Swedish researchers followed patients with non-alcoholic fatty liver disease for up to 41 years to come up with a scoring system to predict mortality risk.
Researchers in Sweden have come up with a scoring system to predict mortality risk in non-alcoholic fatty liver disease (NAFLD.)
In a study presented today at the International Liver Congress in Barcelona, Hannes Hagstrom, MD, a fellow of the Department of Gastroenterology and Hepatology at Karoliska University Hospital, Stockholm and colleagues said his team looked at 139 patients with NAFLD confirmed by a biopsy.
They were then reclassified according to their degrees of steatosis, activity and fibrosis (SAF) three measures of liver function.
As they expected, the team found that the SAF scoring system would predict these patients' risk of dying.

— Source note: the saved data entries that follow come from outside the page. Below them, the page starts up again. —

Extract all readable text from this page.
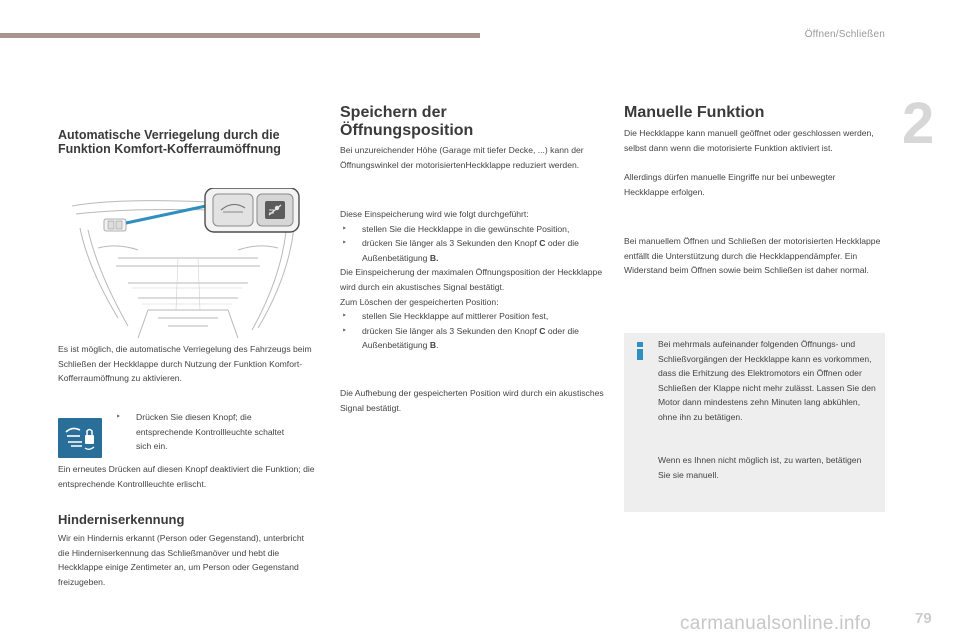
Öffnen/Schließen
2
Automatische Verriegelung durch die Funktion Komfort-Kofferraumöffnung

Es ist möglich, die automatische Verriegelung des Fahrzeugs beim Schließen der Heckklappe durch Nutzung der Funktion Komfort-Kofferraumöffnung zu aktivieren.

‣ Drücken Sie diesen Knopf; die entsprechende Kontrollleuchte schaltet sich ein.

Ein erneutes Drücken auf diesen Knopf deaktiviert die Funktion; die entsprechende Kontrollleuchte erlischt.

Hinderniserkennung

Wir ein Hindernis erkannt (Person oder Gegenstand), unterbricht die Hinderniserkennung das Schließmanöver und hebt die Heckklappe einige Zentimeter an, um Person oder Gegenstand freizugeben.

Speichern der
Öffnungsposition

Bei unzureichender Höhe (Garage mit tiefer Decke, ...) kann der Öffnungswinkel der motorisiertenHeckklappe reduziert werden.

Diese Einspeicherung wird wie folgt durchgeführt:

‣ stellen Sie die Heckklappe in die gewünschte Position,
‣ drücken Sie länger als 3 Sekunden den Knopf C oder die Außenbetätigung B.

Die Einspeicherung der maximalen Öffnungsposition der Heckklappe wird durch ein akustisches Signal bestätigt.

Zum Löschen der gespeicherten Position:

‣ stellen Sie Heckklappe auf mittlerer Position fest,
‣ drücken Sie länger als 3 Sekunden den Knopf C oder die Außenbetätigung B.

Die Aufhebung der gespeicherten Position wird durch ein akustisches Signal bestätigt.

Manuelle Funktion

Die Heckklappe kann manuell geöffnet oder geschlossen werden, selbst dann wenn die motorisierte Funktion aktiviert ist.

Allerdings dürfen manuelle Eingriffe nur bei unbewegter Heckklappe erfolgen.

Bei manuellem Öffnen und Schließen der motorisierten Heckklappe entfällt die Unterstützung durch die Heckklappendämpfer. Ein Widerstand beim Öffnen sowie beim Schließen ist daher normal.

Bei mehrmals aufeinander folgenden Öffnungs- und Schließvorgängen der Heckklappe kann es vorkommen, dass die Erhitzung des Elektromotors ein Öffnen oder Schließen der Klappe nicht mehr zulässt. Lassen Sie den Motor dann mindestens zehn Minuten lang abkühlen, ohne ihn zu betätigen.

Wenn es Ihnen nicht möglich ist, zu warten, betätigen Sie sie manuell.

carmanualsonline.info	79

“We wanted to validate their impact on mortality over a long-term follow-up period,” Hagstrom said, so the patients were followed for from 1.7 years to up to 41 years. The average period was 26 years.
At baseline, SAF scores showed 69 patients had a severe form of the disease and 35 patients had mild of moderate disease. Of 70 patients who died during follow-up, 59% were among those whose SAF scored indicated severe NAFLD. The illness is associated with obesity and diabetes.
Since NAFLD is the most common liver disease in the world, the SAF score should be useful in making treatment decisions, Hagstrom said.